Monsieur le président, monsieur le ministre, monsieur le président de la délégation sénatoriale à l’outre-mer, mes chers collègues, je voudrais tout d’abord dire toute ma satisfaction à voir ce débat sur la situation dans nos territoires ultramarins se tenir, à l’initiative de mon collègue – je dirais même mon ami –, Paul Vergès.
En effet, sauf lorsqu’ils font face avec vigueur à leurs grandes difficultés économiques et sociales ou qu’ils sont au cœur de crises politiques et institutionnelles, comme en Nouvelle-Calédonie, aux Antilles et à la Réunion en 2009, nos compatriotes d’outre-mer ont trop souvent le sentiment d’être ignorés et délaissés par la métropole, y compris par la représentation parlementaire.
Il n’y a pas de fatalité à ce que leurs difficultés de vie suscitent si peu d’intérêt. L’éloignement, l’histoire parfois douloureuse, la complexité des relations avec les populations, ou les particularités de chacune d’entre elles ne sauraient être des excuses : en outre-mer, nous ne connaissons que des citoyens français. À ce titre, ces difficultés doivent être traitées selon les lois et les politiques de la République, avec, bien entendu, la nécessaire adaptation que les spécificités de ces territoires requièrent.
Ce débat nous donne ainsi l’occasion – Paul Vergès l’a fait pour la Réunion – de mieux connaître la situation économique, sociale et institutionnelle de chacun de ces territoires, qui connaissent des contextes locaux différents, sur le plan financier comme sur le plan statutaire.
Dans ce cadre, l’intérêt réside donc essentiellement dans l’évaluation de la pertinence des politiques publiques et de leur capacité à résoudre, avec plus ou moins d’efficacité, les problèmes que rencontrent les outre-mer.
S’il fallait trouver un dénominateur commun à ces territoires, au-delà de leur diversité, je dirais sans doute la grande fragilité de leurs économies. Structurellement déséquilibrées, elles sont sinistrées, en dépit de la forte proportion de jeunes, par un chômage de masse. Ce phénomène nourrit la désespérance de cette catégorie de la population.
D’une manière générale, et sans vouloir faire un constat trop pessimiste, je voudrais m’appuyer sur un récent audit des politiques publiques conduites par l’État en direction des Français d’outre-mer. Ce rapport, qui a été présenté au Sénat au mois de janvier, est une intéressante étude sociologique. Il a été réalisé par le Collectif des états généraux de l’outre-mer. Son grand intérêt est, précisément, de montrer l’évolution des sentiments de nos compatriotes ultramarins, qu’ils vivent sur place ou dans l’Hexagone, sur les politiques mises en œuvre dans ces territoires.
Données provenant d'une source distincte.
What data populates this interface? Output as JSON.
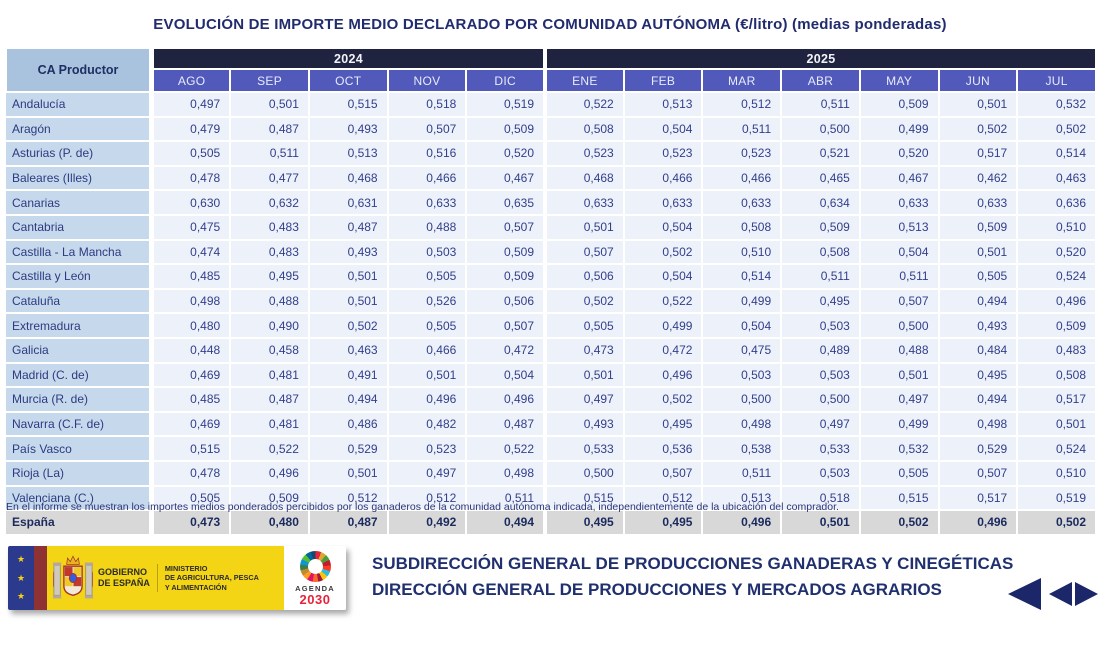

Au-delà des problèmes fondamentaux et récurrents, qui ont trait à l’emploi, au logement, au pouvoir d’achat, à la cherté de la vie ou à l’inadaptation des modes de consommation aux réalités locales – questions qui ne pourraient trouver réponse qu’au terme de réformes structurelles –, l’inquiétante nouveauté révélée par cette étude est que la principale préoccupation de nos compatriotes d’outre-mer est désormais la crainte d’un renforcement des inégalités et d’un processus de paupérisation de leurs sociétés.
Aux problèmes de logement, de chômage et de grande pauvreté s’ajoutent les inégalités sociales. N’oublions pas non plus la démographie, qui a des effets très négatifs sur le logement, la sécurité, mais aussi la santé et la croissance économique.
Cette accumulation de difficultés, qui leur fait craindre un avenir encore pire pour leurs enfants, est d’abord le fruit d’une situation économique et sociale qui ne cesse de se dégrader. Après tout, on pourrait penser qu’il en va sur ces territoires comme sur l’ensemble du territoire national. Eh bien non ! Cette dégradation est encore amplifiée par les lourds handicaps de nos sociétés d’outre-mer.
Cela étant dit, je voudrais souligner les louables efforts accomplis par le Gouvernement en matière budgétaire, notamment, mais aussi dans la lutte contre la vie chère ou pour la régulation des prix pétroliers. De ce point de vue, j’ai apprécié votre détermination à ne pas céder sur la question de la réduction des marges des monopoles de ce secteur, monsieur le ministre.
Ainsi, des efforts budgétaires ont été consentis pour l’année 2014, malgré un contexte dit « contraint » : dans les départements d’outre-mer, le Fonds exceptionnel d’investissement, le FEI, a au moins été reconduit à l’identique, et la TVA n’a pas augmenté. Les crédits alloués aux grandes priorités, comme le logement, ont heureusement été maintenus ; certains ont même progressé, comme ceux qui sont consacrés à la jeunesse et à l’emploi.
En outre, les défiscalisations et les aides à l’investissement ont été préservées, bien que je sois critique sur la pertinence de certaines d’entre elles.